INWFN has also been instrumental in supporting public awareness of seed saving. Each year, a seed exchange is held at the Coeur d’Alene Public Library. “We also have hosted two Seed Schools—one in Coeur d’Alene and one in Spokane—to help teach people how to save their own seeds,” said Teri. Seed sovereignty is critical to food security, is economical and helps to preserve varieties of plants that are well-suited to our climate.
With so many programs, events, dinners and engagements across the Inland Northwest, one might think that the Inland Northwest Food Network has reached its plateau; not so, according to Teri.
“While we are proud of the impact we have made in just four short years, there is much more that we want to do to grow our region’s food system. We are committed to continuing to connect people through food and to ensuring a healthy food future for all.”
Like nearly all nonprofits in the area, the Inland Northwest Food Network relies on individual donations and monthly pledges to help support programs and the work done across the area. A membership program and a Business Affiliate program are currently being developed to help support those efforts. People who wish to make a donation can do so at INWFoodNetwork/donate.
Another way to show support is by volunteering. As a volunteer-based organization, INWFN is always in need of help with a wide range of skills and expertise. To learn more about their volunteer program or to apply to volunteer, you can visit the website as well.

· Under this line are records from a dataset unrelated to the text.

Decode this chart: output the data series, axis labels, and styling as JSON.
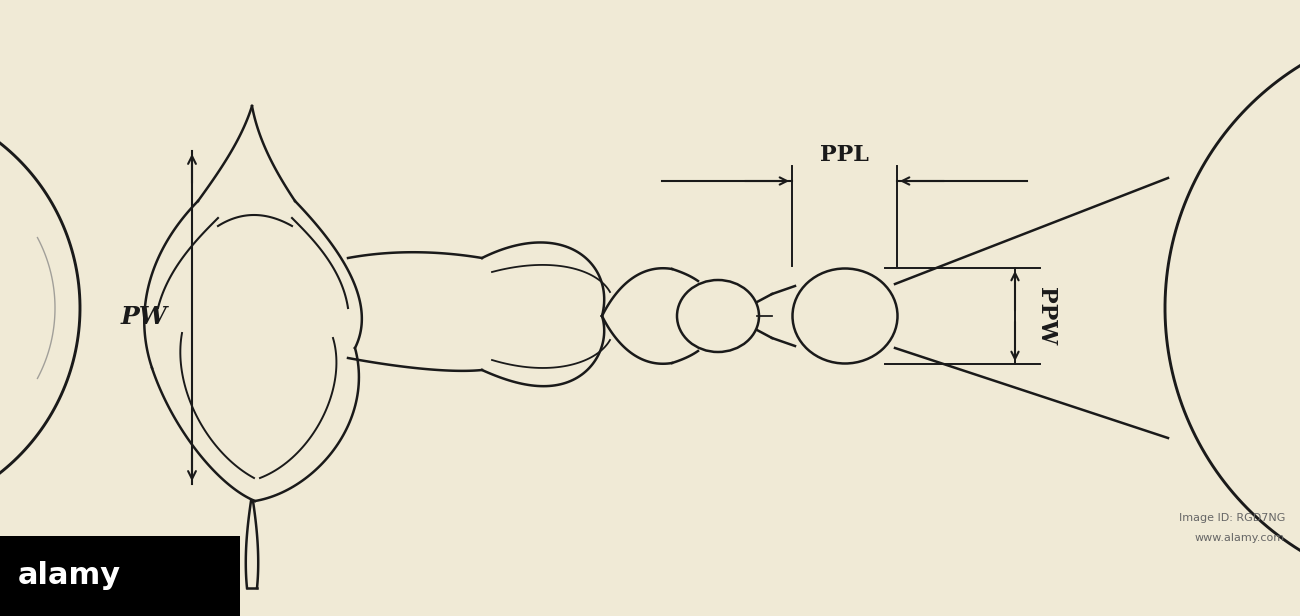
{
  "background_color": "#f0ead6",
  "line_color": "#1a1a1a",
  "fig_width": 13.0,
  "fig_height": 6.16,
  "dpi": 100,
  "label_PW": "PW",
  "label_PPL": "PPL",
  "label_PPW": "PPW",
  "label_fontsize": 18,
  "label_fontweight": "bold",
  "label_fontstyle": "italic"
}
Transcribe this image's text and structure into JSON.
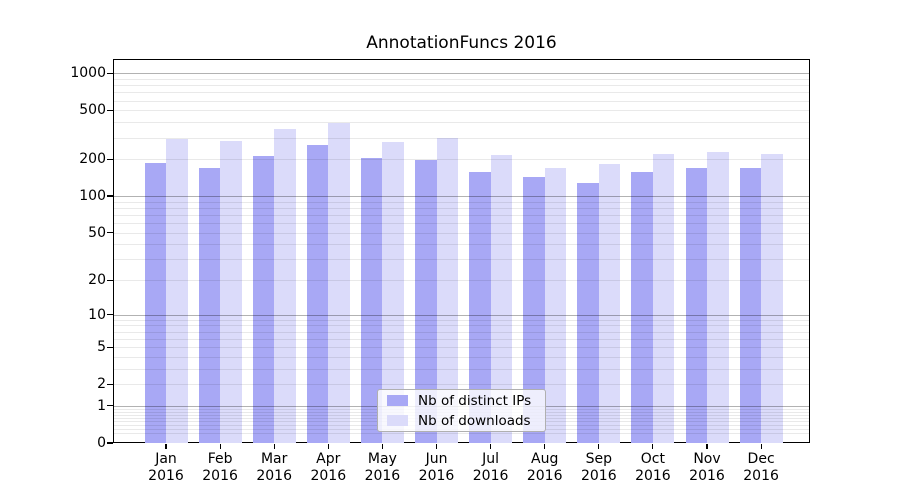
{
  "title": "AnnotationFuncs 2016",
  "chart_data": {
    "type": "bar",
    "title": "AnnotationFuncs 2016",
    "x_month_labels": [
      "Jan",
      "Feb",
      "Mar",
      "Apr",
      "May",
      "Jun",
      "Jul",
      "Aug",
      "Sep",
      "Oct",
      "Nov",
      "Dec"
    ],
    "x_year_label": "2016",
    "series": [
      {
        "name": "Nb of distinct IPs",
        "color": "#a8a8f5",
        "values": [
          187,
          171,
          212,
          259,
          205,
          197,
          158,
          142,
          128,
          158,
          170,
          169
        ]
      },
      {
        "name": "Nb of downloads",
        "color": "#dbdbfa",
        "values": [
          290,
          282,
          350,
          397,
          274,
          298,
          217,
          171,
          184,
          219,
          227,
          222
        ]
      }
    ],
    "y_axis": {
      "scale": "log10(value+1)",
      "ticks": [
        1000,
        500,
        200,
        100,
        50,
        20,
        10,
        5,
        2,
        1,
        0
      ],
      "visible_max": 1309
    },
    "grid": {
      "major_values": [
        1,
        10,
        100,
        1000
      ],
      "minor_values": [
        0.2,
        0.3,
        0.4,
        0.5,
        0.6,
        0.7,
        0.8,
        0.9,
        2,
        3,
        4,
        5,
        6,
        7,
        8,
        9,
        20,
        30,
        40,
        50,
        60,
        70,
        80,
        90,
        200,
        300,
        400,
        500,
        600,
        700,
        800,
        900
      ],
      "major_color": "rgba(0,0,0,0.30)",
      "minor_color": "rgba(0,0,0,0.085)"
    },
    "legend": {
      "items": [
        "Nb of distinct IPs",
        "Nb of downloads"
      ],
      "position": "lower center"
    },
    "colors": {
      "axis": "#000000",
      "text": "#000000",
      "background": "#ffffff"
    }
  }
}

The Inland Northwest is blessed to have excellent growing conditions as well as ranchers committed to cruelty free and sustainable harvesting practices of animals. Generally speaking, the closer you are to the people who grow your food the fresher and healthier that food is likely to be. While farmers and city dwellers might live very different lives day to day, we are all connected by what we eat. Knowing where your food comes from and choosing to support local not only helps your own nutrition but stimulates the local economy by keeping dollars here. As summer comes to an end, so do many of the weekly farmers markets we enjoy, but that doesn’t mean you can’t still create fresh and healthy meals at home, and INWFN is there to present healthy choices year round.
Whether you’re looking for a fun volunteer opportunity, dinners with like-minded folks or in need of a brush up on how to prepare vegetables, the Inland Northwest Food Network has you covered.